Pour la première fois en 20 ans, un squelette néandertalien articulé a été exhumé dans la grotte de Shanidar, haut lieu des découvertes néandertaliennes au Kurdistan irakien. Les os y étaient encore largement connectés, ouvrant la voie à de nouvelles analyses sur l'hypothèse formulée dans les années 1950 par l'archéologue américain Ralph Solecki : la présence de pollen suggérait que les Néandertaliens honoraient leurs défunts avec des fleurs, comme les humains modernes.

Cette idée a suscité des décennies de débats : tous les experts n'étaient pas convaincus que les fleurs indiquaient des rituels funéraires, ni une telle sophistication culturelle.

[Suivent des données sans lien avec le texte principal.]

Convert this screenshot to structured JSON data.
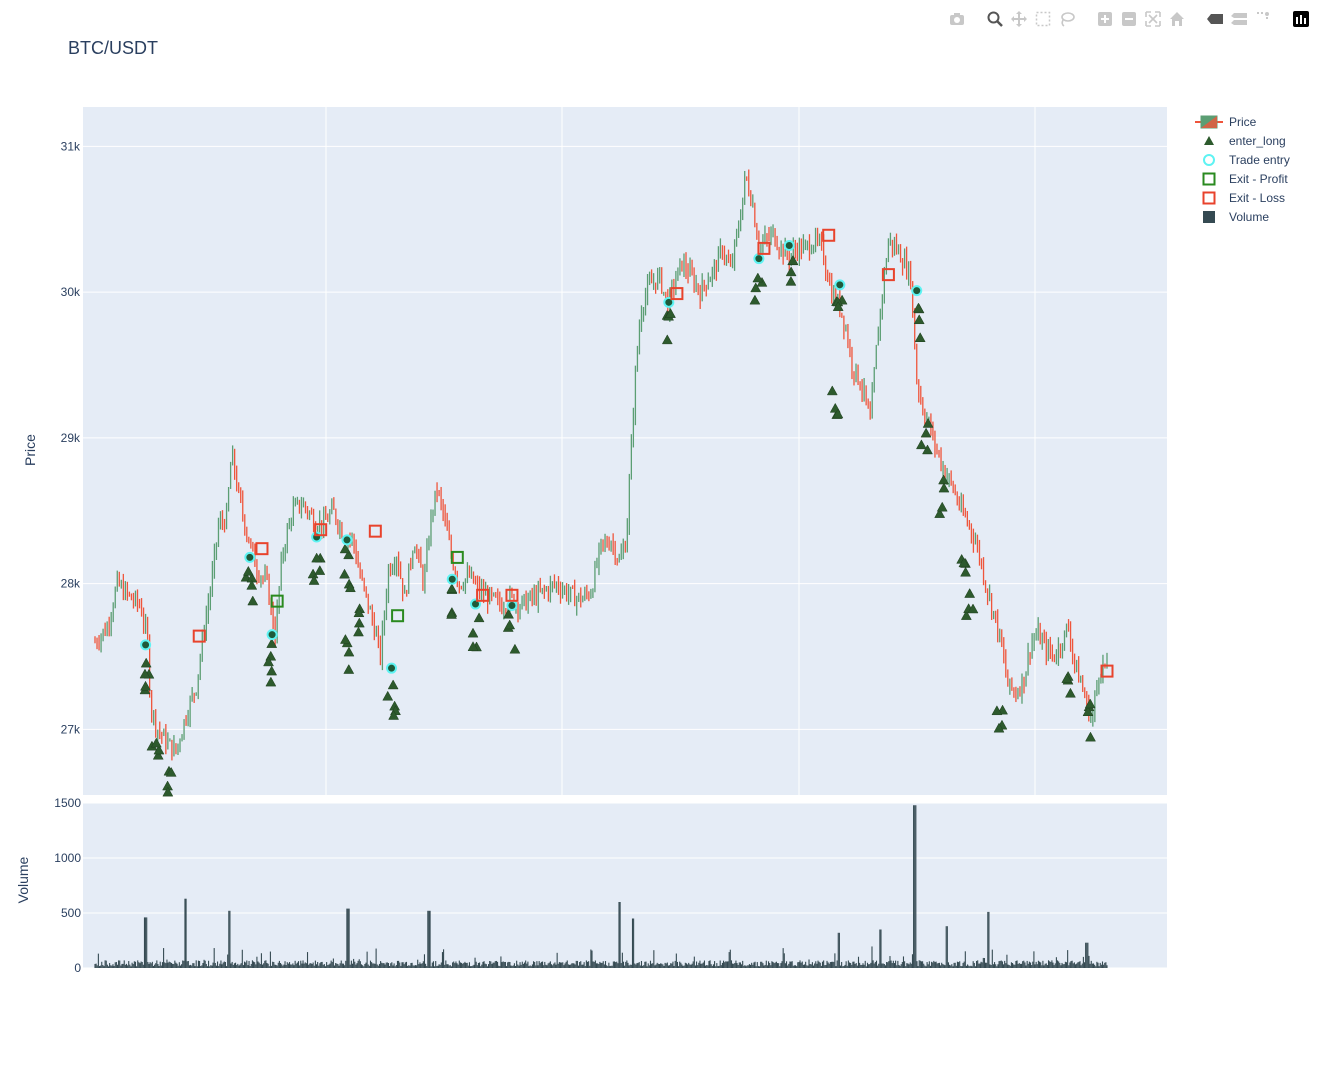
{
  "title": "BTC/USDT",
  "modebar": [
    "camera-icon",
    "zoom-icon",
    "pan-icon",
    "box-select-icon",
    "lasso-icon",
    "zoom-in-icon",
    "zoom-out-icon",
    "autoscale-icon",
    "reset-axes-icon",
    "spike-lines-icon",
    "compare-hover-icon",
    "closest-hover-icon",
    "plotly-logo-icon"
  ],
  "legend": {
    "items": [
      {
        "label": "Price",
        "symbol": "candlestick",
        "color": "#ef553b"
      },
      {
        "label": "enter_long",
        "symbol": "triangle-up",
        "color": "#2d5a2d"
      },
      {
        "label": "Trade entry",
        "symbol": "circle-open",
        "color": "#5ef3f3"
      },
      {
        "label": "Exit - Profit",
        "symbol": "square-open",
        "color": "#2a8a1f"
      },
      {
        "label": "Exit - Loss",
        "symbol": "square-open",
        "color": "#e8432c"
      },
      {
        "label": "Volume",
        "symbol": "square",
        "color": "#354a52"
      }
    ]
  },
  "colors": {
    "increasing": "#5b9e73",
    "decreasing": "#ef553b",
    "plot_bg": "#e5ecf6",
    "grid": "#ffffff",
    "volume": "#354a52"
  },
  "chart_data": [
    {
      "type": "candlestick",
      "name": "Price",
      "ylabel": "Price",
      "ylim": [
        26550,
        31270
      ],
      "yticks": [
        {
          "v": 27000,
          "label": "27k"
        },
        {
          "v": 28000,
          "label": "28k"
        },
        {
          "v": 29000,
          "label": "29k"
        },
        {
          "v": 30000,
          "label": "30k"
        },
        {
          "v": 31000,
          "label": "31k"
        }
      ],
      "xlim": [
        0,
        1000
      ],
      "price_path": [
        [
          0,
          27600
        ],
        [
          12,
          27700
        ],
        [
          22,
          28000
        ],
        [
          35,
          27900
        ],
        [
          45,
          27850
        ],
        [
          52,
          27600
        ],
        [
          55,
          27150
        ],
        [
          62,
          27000
        ],
        [
          72,
          26900
        ],
        [
          80,
          26850
        ],
        [
          90,
          27100
        ],
        [
          100,
          27300
        ],
        [
          108,
          27700
        ],
        [
          115,
          28000
        ],
        [
          122,
          28400
        ],
        [
          130,
          28450
        ],
        [
          135,
          28900
        ],
        [
          142,
          28600
        ],
        [
          150,
          28350
        ],
        [
          160,
          28100
        ],
        [
          170,
          28000
        ],
        [
          178,
          27650
        ],
        [
          185,
          28200
        ],
        [
          195,
          28500
        ],
        [
          205,
          28550
        ],
        [
          215,
          28450
        ],
        [
          225,
          28400
        ],
        [
          235,
          28500
        ],
        [
          245,
          28350
        ],
        [
          255,
          28300
        ],
        [
          262,
          28050
        ],
        [
          270,
          27850
        ],
        [
          276,
          27700
        ],
        [
          282,
          27500
        ],
        [
          290,
          28100
        ],
        [
          298,
          28200
        ],
        [
          306,
          27900
        ],
        [
          315,
          28300
        ],
        [
          325,
          28000
        ],
        [
          332,
          28450
        ],
        [
          338,
          28650
        ],
        [
          345,
          28450
        ],
        [
          352,
          28200
        ],
        [
          360,
          28000
        ],
        [
          370,
          28050
        ],
        [
          380,
          27950
        ],
        [
          390,
          27900
        ],
        [
          402,
          27850
        ],
        [
          410,
          27900
        ],
        [
          420,
          27850
        ],
        [
          432,
          27900
        ],
        [
          445,
          27950
        ],
        [
          455,
          28000
        ],
        [
          465,
          27950
        ],
        [
          475,
          27900
        ],
        [
          482,
          27900
        ],
        [
          490,
          27950
        ],
        [
          500,
          28250
        ],
        [
          510,
          28300
        ],
        [
          518,
          28150
        ],
        [
          525,
          28300
        ],
        [
          530,
          28950
        ],
        [
          535,
          29550
        ],
        [
          540,
          29900
        ],
        [
          548,
          30050
        ],
        [
          558,
          30100
        ],
        [
          566,
          29900
        ],
        [
          572,
          30050
        ],
        [
          580,
          30200
        ],
        [
          590,
          30100
        ],
        [
          598,
          30000
        ],
        [
          606,
          30100
        ],
        [
          612,
          30150
        ],
        [
          620,
          30300
        ],
        [
          628,
          30150
        ],
        [
          636,
          30450
        ],
        [
          643,
          30800
        ],
        [
          650,
          30600
        ],
        [
          656,
          30300
        ],
        [
          662,
          30350
        ],
        [
          670,
          30400
        ],
        [
          678,
          30300
        ],
        [
          686,
          30250
        ],
        [
          694,
          30300
        ],
        [
          702,
          30300
        ],
        [
          710,
          30350
        ],
        [
          718,
          30300
        ],
        [
          728,
          30000
        ],
        [
          736,
          29900
        ],
        [
          742,
          29750
        ],
        [
          748,
          29500
        ],
        [
          755,
          29400
        ],
        [
          760,
          29300
        ],
        [
          766,
          29100
        ],
        [
          772,
          29600
        ],
        [
          778,
          30000
        ],
        [
          784,
          30350
        ],
        [
          792,
          30300
        ],
        [
          800,
          30200
        ],
        [
          806,
          30100
        ],
        [
          812,
          29400
        ],
        [
          818,
          29200
        ],
        [
          824,
          29100
        ],
        [
          830,
          28950
        ],
        [
          838,
          28800
        ],
        [
          848,
          28650
        ],
        [
          856,
          28500
        ],
        [
          864,
          28400
        ],
        [
          872,
          28250
        ],
        [
          880,
          28000
        ],
        [
          888,
          27800
        ],
        [
          895,
          27600
        ],
        [
          902,
          27300
        ],
        [
          910,
          27250
        ],
        [
          918,
          27350
        ],
        [
          925,
          27600
        ],
        [
          932,
          27650
        ],
        [
          940,
          27550
        ],
        [
          948,
          27500
        ],
        [
          955,
          27600
        ],
        [
          962,
          27700
        ],
        [
          968,
          27450
        ],
        [
          975,
          27300
        ],
        [
          985,
          27050
        ],
        [
          992,
          27400
        ],
        [
          1000,
          27450
        ]
      ],
      "enter_long_count": 110,
      "trade_entries": [
        [
          50,
          27580
        ],
        [
          153,
          28180
        ],
        [
          175,
          27650
        ],
        [
          219,
          28320
        ],
        [
          249,
          28300
        ],
        [
          293,
          27420
        ],
        [
          353,
          28030
        ],
        [
          376,
          27860
        ],
        [
          412,
          27850
        ],
        [
          567,
          29930
        ],
        [
          656,
          30230
        ],
        [
          686,
          30320
        ],
        [
          736,
          30050
        ],
        [
          812,
          30010
        ]
      ],
      "exit_profit": [
        [
          180,
          27880
        ],
        [
          299,
          27780
        ],
        [
          358,
          28180
        ]
      ],
      "exit_loss": [
        [
          103,
          27640
        ],
        [
          165,
          28240
        ],
        [
          223,
          28370
        ],
        [
          277,
          28360
        ],
        [
          383,
          27920
        ],
        [
          412,
          27920
        ],
        [
          575,
          29990
        ],
        [
          661,
          30300
        ],
        [
          725,
          30390
        ],
        [
          784,
          30120
        ],
        [
          1000,
          27400
        ]
      ]
    },
    {
      "type": "bar",
      "name": "Volume",
      "ylabel": "Volume",
      "ylim": [
        0,
        1500
      ],
      "yticks": [
        {
          "v": 0,
          "label": "0"
        },
        {
          "v": 500,
          "label": "500"
        },
        {
          "v": 1000,
          "label": "1000"
        },
        {
          "v": 1500,
          "label": "1500"
        }
      ],
      "spikes": [
        [
          50,
          460
        ],
        [
          89,
          630
        ],
        [
          133,
          520
        ],
        [
          250,
          540
        ],
        [
          330,
          520
        ],
        [
          518,
          600
        ],
        [
          532,
          450
        ],
        [
          735,
          320
        ],
        [
          776,
          350
        ],
        [
          810,
          1480
        ],
        [
          842,
          380
        ],
        [
          883,
          510
        ],
        [
          980,
          230
        ]
      ]
    }
  ]
}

La découverte récente, menée par des équipes des universités de Cambridge, Birkbeck et Liverpool John Moores, permet d'exploiter des techniques modernes comme la tomodensitométrie et l'analyse ADN pour trancher.
"Inscriptions rupestres, coquillages décoratifs, griffes d'oiseaux de proie… Ces dernières années, de plus en plus de preuves montrent que les Néandertaliens étaient bien plus sophistiqués qu'on ne le pensait", explique Emma Pomeroy, auteure principale de l'étude. "Concernant leurs rituels funéraires, nous dépendions jusqu'ici de vestiges anciens et de techniques dépassées. Si la grotte de Shanidar s'avère être un cimetière avec rituels associés, cela révèle une complexité culturelle supérieure et une proximité avec les humains modernes."